As the MIC validates, I guess we agree you’re seeing old (queued, repeated, …?) downlinks, given the lower frame counters. Next, I wonder if the 2nd line below tells one when the TTIG received the downlink from TTN:

It seems these lines are not logged when a “dnmsg” command is received by the TTIG, but only when it’s handling its internal TX queue. So it seems one cannot tell when the TTIG receives commands from TTN.

If lines like this are logged upon arrival of the downlink commands, then the time those arrive at the TTIG clearly is weird. If, like for other forwarders, the Basic Station protocol includes some relative time with each uplink, and the backend just adds 1,000,000 or 2,000,000 microseconds to that value to tell the TTIG when to transmit, then I could imagine that relative timestamps in the metadata of old queued downlinks mess up the time a downlink is actually transmitted, like due to rollover of the timers. But would that also make the backend (or the intermediate bridge that sits between the Basic Station protocol and the V2 backend) forward the downlink to the TTIG so late after an uplink?

Any chance there’s something different for the first downlink that went wrong? Or maybe sometimes the very same downlink is forwarded to the TTIG multiple times?

Also, I think we need @KrishnaIyerEaswaran2 here.

The problem was fixed on the server side a few months ago.

I believe I’m seeing this exact behavior happening on my Indoor Gateway! I had a few nodes totally unable to see downlink messages (even though TTN v2 thought they were sent). Once I unplugged and replugged the Things Indoor Gateway from the wall, the messages went through without issue.
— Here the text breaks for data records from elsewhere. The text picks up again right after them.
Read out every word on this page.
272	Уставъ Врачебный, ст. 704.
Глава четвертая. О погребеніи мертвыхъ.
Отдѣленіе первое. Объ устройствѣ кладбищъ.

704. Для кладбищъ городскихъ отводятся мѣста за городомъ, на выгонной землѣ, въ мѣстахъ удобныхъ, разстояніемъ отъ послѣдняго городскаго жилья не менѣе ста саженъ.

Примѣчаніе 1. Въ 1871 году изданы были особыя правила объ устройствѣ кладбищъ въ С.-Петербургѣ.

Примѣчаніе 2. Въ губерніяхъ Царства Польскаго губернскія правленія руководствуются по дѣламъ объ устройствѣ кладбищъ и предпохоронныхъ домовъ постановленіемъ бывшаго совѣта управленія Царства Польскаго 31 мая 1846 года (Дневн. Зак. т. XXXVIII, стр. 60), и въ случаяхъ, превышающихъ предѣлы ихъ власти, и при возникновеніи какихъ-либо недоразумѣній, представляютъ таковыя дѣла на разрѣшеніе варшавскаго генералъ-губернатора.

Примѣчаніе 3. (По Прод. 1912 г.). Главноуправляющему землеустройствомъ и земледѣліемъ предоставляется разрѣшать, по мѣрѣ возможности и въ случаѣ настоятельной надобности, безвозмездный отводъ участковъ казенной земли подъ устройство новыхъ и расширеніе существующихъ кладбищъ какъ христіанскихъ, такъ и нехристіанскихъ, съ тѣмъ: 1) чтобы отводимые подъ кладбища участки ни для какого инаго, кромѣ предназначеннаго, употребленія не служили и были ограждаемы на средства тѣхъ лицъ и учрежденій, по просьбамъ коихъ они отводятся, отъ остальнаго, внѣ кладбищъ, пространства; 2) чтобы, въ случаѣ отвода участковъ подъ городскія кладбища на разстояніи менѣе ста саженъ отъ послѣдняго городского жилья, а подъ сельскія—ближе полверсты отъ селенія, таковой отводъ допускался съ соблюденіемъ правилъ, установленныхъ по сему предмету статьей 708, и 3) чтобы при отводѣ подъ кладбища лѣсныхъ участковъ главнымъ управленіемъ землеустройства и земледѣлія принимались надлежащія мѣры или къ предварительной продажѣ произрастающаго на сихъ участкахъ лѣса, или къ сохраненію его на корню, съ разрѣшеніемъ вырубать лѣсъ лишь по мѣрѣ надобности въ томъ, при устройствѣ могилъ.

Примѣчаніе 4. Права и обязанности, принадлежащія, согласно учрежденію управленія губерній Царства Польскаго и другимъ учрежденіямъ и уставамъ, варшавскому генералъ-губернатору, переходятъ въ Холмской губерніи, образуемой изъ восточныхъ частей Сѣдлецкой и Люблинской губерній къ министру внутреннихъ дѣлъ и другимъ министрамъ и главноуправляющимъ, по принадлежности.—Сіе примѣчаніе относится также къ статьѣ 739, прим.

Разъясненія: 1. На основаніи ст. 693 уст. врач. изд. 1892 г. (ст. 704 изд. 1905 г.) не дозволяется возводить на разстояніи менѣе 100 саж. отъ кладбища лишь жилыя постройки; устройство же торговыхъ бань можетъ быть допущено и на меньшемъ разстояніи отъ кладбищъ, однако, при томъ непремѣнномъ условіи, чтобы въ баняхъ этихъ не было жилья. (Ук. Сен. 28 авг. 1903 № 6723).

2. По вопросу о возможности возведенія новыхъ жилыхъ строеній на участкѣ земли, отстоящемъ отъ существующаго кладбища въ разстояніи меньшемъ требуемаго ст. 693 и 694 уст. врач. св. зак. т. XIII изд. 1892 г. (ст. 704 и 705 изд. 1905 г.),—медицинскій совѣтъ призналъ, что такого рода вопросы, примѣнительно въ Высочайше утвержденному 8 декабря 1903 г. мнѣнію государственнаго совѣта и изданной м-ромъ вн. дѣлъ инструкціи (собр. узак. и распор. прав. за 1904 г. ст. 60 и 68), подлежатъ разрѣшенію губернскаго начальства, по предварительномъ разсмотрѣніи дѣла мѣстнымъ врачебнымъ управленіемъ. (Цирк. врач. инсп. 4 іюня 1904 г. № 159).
I was also having a join problem for a node which was resolved by power cycling it too.

Any idea what could be going on here?

@novag, has this totally gone away for you? For me it is alive and well

@pomplesiegel Yes I think it’s gone. I would suggest you to enable the USB-C serial console or attaching a UART adapter like this: https://tinkerman.cat/post/hacking-the-tti-indoor-gateway/#peaking-into-the-firmware. Both requires opening the TTIG.

@novag, ok I’ll look into that. Thank you!

In the meantime I am having sensors that cannot receive downlink messages after running overnight again. I just plugged in my original “The Things Gateway” and unplugged the “The Things Indoor Gateway”, resent the message and it went through, no problem.

I’ll keep testing overnight with the “The Things Gateway”, but this is so frustrating!